Saturday, April 17, 2010

Hey Bitches, I'm back!

Of course, Gossip Girl influence not withstanding, there have been couple of alterations to my lifestyle since my last blog entry and I feel, for a lack of a better word, very much adjusted to the state of things. With University being a dominant aspect of my life right now, the reduced blog entries just meant that I have more time for other pursuits such as socialising (making connections), studying and working on my latest project, which will be released soon in due time.

Something to do with fashion and Luxury: they are a full force when mixed together! Til then!

XOXO

Monday, August 03, 2009

One month into living a peripathetic existence,
I foresaw my gypsy inclinations,
Do allow my transgressions,
into your territory.
Live.
Now.

Monday, August 18, 2008

Seasons by seasons my heart goes unheard,
in the yellowed leaves I plea for thee,
that winter bequeathed a timely cold,
to freeze the heart and let it go,
tis the time for a relentless blizzard,
the barren mother a souless ghost,
Unmoved and unconcerned.

Saturday, August 09, 2008

It's been a long time since I've last blogged. Well, not so long but a month's worth isn't something to be proud of anyway.

Let me see what I have been really busy with...

Work.

Renovating the new house.

My own room! Like, finally!!!!!

But it still sucks. (Don't ask me why)

Contemplating on how many ways I can commit suicide without making it look like one. Dying the "natural" way should be on my death certificate right? Don't anyone wish for that? To me that would be great.

Taking care of my wonderful sister who is about to give birth in about a month. Exact date is stipulated to be on the second week of September! Oh I can't wait!! I kept thinking about how my nephew would look like... How his character would be and what joy he would give us!!! Woohoo!!!!!!!!!!!!

Well, that's about it. I'm actually a freaking boring person

No matter how much you would push me away, I'll still love the way I did since our relationship... I REALLY DO! Please accept me back into your life...

Sunday, June 29, 2008

Nothing is impermanent. But love is eternal til it's owners die, then it becomes void.

Sunday, June 15, 2008

Wow! Some choice songs to show how you feel, or should I say that's how I feel now.

"Not ready to make nice"

"Without you"

Both by Dixie Chicks, videos from Youtube. Such a nice voice, lyrics rocking, score superb, what else?

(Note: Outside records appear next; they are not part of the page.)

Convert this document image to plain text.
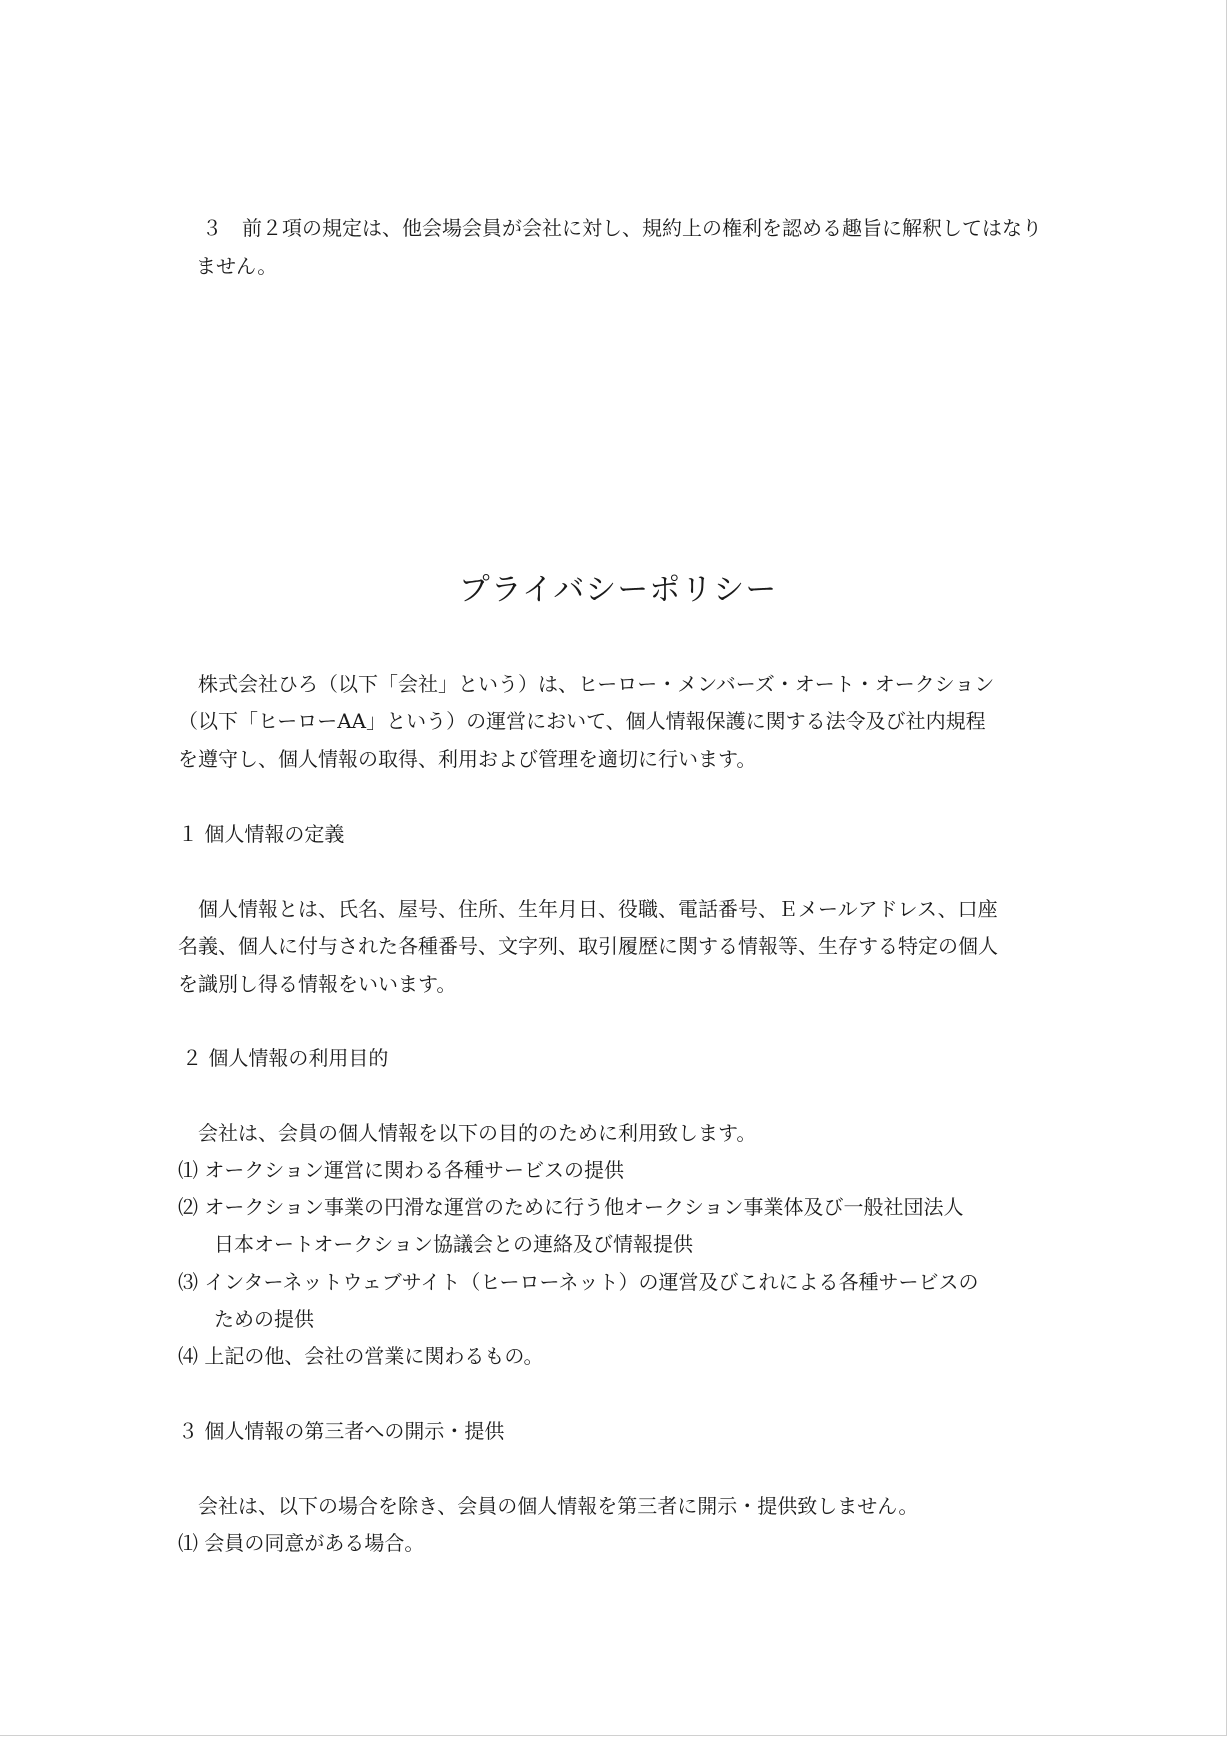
３　前２項の規定は、他会場会員が会社に対し、規約上の権利を認める趣旨に解釈してはなり
ません。
プライバシーポリシー
株式会社ひろ（以下「会社」という）は、ヒーロー・メンバーズ・オート・オークション
（以下「ヒーローAA」という）の運営において、個人情報保護に関する法令及び社内規程
を遵守し、個人情報の取得、利用および管理を適切に行います。
１ 個人情報の定義
個人情報とは、氏名、屋号、住所、生年月日、役職、電話番号、Ｅメールアドレス、口座
名義、個人に付与された各種番号、文字列、取引履歴に関する情報等、生存する特定の個人
を識別し得る情報をいいます。
２ 個人情報の利用目的
会社は、会員の個人情報を以下の目的のために利用致します。
⑴ オークション運営に関わる各種サービスの提供
⑵ オークション事業の円滑な運営のために行う他オークション事業体及び一般社団法人
日本オートオークション協議会との連絡及び情報提供
⑶ インターネットウェブサイト（ヒーローネット）の運営及びこれによる各種サービスの
ための提供
⑷ 上記の他、会社の営業に関わるもの。
３ 個人情報の第三者への開示・提供
会社は、以下の場合を除き、会員の個人情報を第三者に開示・提供致しません。
⑴ 会員の同意がある場合。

Enjoy your Sunday while you can.

Saturday, June 14, 2008

It has been almost nine months since her departure. I can't fathom the feeling of emptiness inside that has been raging since that fateful day.

Yes, emptiness.

Someone who has never been left alone in his life due to the many wonderful moments with friends and family just felt empty, and lonely. Someone who just wanna have fun and ignore his depression just couldn't let go of this new and alien emotion. It is as if years of building forts around my heart has been left in vain. The invasion of this bug couldn't have been more subtle in its war against the host. Bit by bit, the durability started wearing off, revealing slowly but surely, bits of naked flesh. Before long the tall walls have been reduced to ruins. What could be more stronger than the Great Wall? Definitely not this one, even when a saying denounce the weakness of the heart as nothing but an illusion.

After the walls had collapsed, the bug went into it's mission: to eat the heart alive. To suck on it's essence, to feed on it's life. The battle has just began.

Inevitably, the alien just took over the dying life form, controlling it's every movement and stealing it of its most attractive and functional qualities. The parasite has gain authority. It is up to the life form to fight it, but for it to start building up an army, it must feed on the love from others.

It soon got back it's momentum, creating a force which started purging the parasitic organism. But not long before it was too late. One of the generous ones whom he has been feeding on starting vanishing, turning into vapour and finally into nothingness. It has disappeared, leaving nothing but memories to cling on to. The mark left proved to be indelible, causing the being to grief.

But the love fed from the others did not stop, thereby bringing the bug to full submission. This began his journey to recovery.